A spokesman for a French charity said it was sent a voice message in the early hours of Wednesday from migrants in a waterlogged boat begging for help, and that babies could be heard screaming in the background.

The Royal Navy, French navy, Coastguard and RNLI lifeboats were all involved in the major rescue operation off the Kent coast.

A Government spokesman said authorities were alerted at 3.05am on Wednesday to a “small boat in distress” and there were currently “four confirmed deaths” with investigations ongoing.

“This is a truly tragic incident.

“Our thoughts are with the friends and families of all those who have lost their lives today.”

Government sources initially told the PA news agency 43 people were rescued, but the figure has since been revised to 39 after updated information from authorities involved.

North Thanet MP Sir Roger Gale later told MPs some of the survivors were still in hospital “fighting for their lives”, including women and children.

East Kent Hospitals University NHS Foundation Trust said two causalities were taken to the William Harvey Hospital in Ashford.

It is understood one person was discharged on Wednesday but the other had died by the time they had arrived at the hospital.

Nikolai Posner, communications officer for Utopia 56 which helps migrants in Calais, said the charity received a voicenote at around 2am UK time in which a man said there was water inside the boat and “families and kids” on board.

He told PA: “It was clearly an emergency, he was calling for help … In the background of the message we can hear babies screaming.”

Mr Posner said the charity tried to respond to the message but the reply was not received, then they contacted both the French and UK coastguards.
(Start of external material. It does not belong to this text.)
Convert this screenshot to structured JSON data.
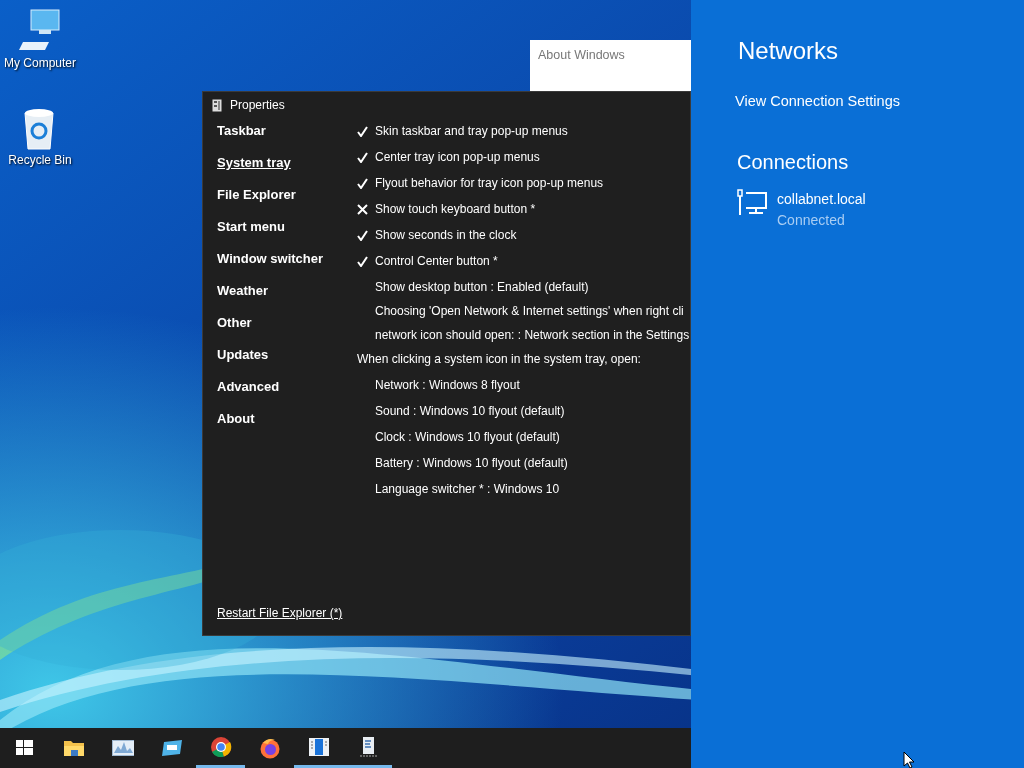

It is unclear why a rescue boat was only launched an hour after the charity informed authorities of the distress message, Mr Posner said, adding: “We don’t know what really happened during that time.”

Labour leader Sir Keir Starmer said the incident was a reminder that criminal gangs running the crossing routes put “the lives of the desperate at risk and profit from their misery” while shadow home secretary Yvette Cooper warned the action against the gangs has been “too weak”.

There are likely to have been freezing temperatures in the Channel at the time of the tragedy amid a cold snap sweeping across the UK.

It came a day after Mr Sunak unveiled a raft of new measures which he said were aimed at curbing Channel crossings.

More than 44,000 people have made the dangerous crossing this year, Government figures show.

At least 27 migrants died when a dinghy sank while heading to the UK from France in November last year.

Home Secretary Suella Braverman said: “These are the days that we dread.

“Crossing the Channel in unseaworthy vessels is a lethally dangerous endeavour.

“It is for this reason, above all, that we are working so hard to destroy the business model of the people smugglers, evil, organised criminals who treat human beings as cargo.”

Campaigners have blamed the Government’s “hostile” asylum policies for the deaths which they said were “predictable and avoidable”, while Archbishop of Canterbury Justin Welby said the incident showed “debates about asylum seekers are not about statistics, but precious human lives”.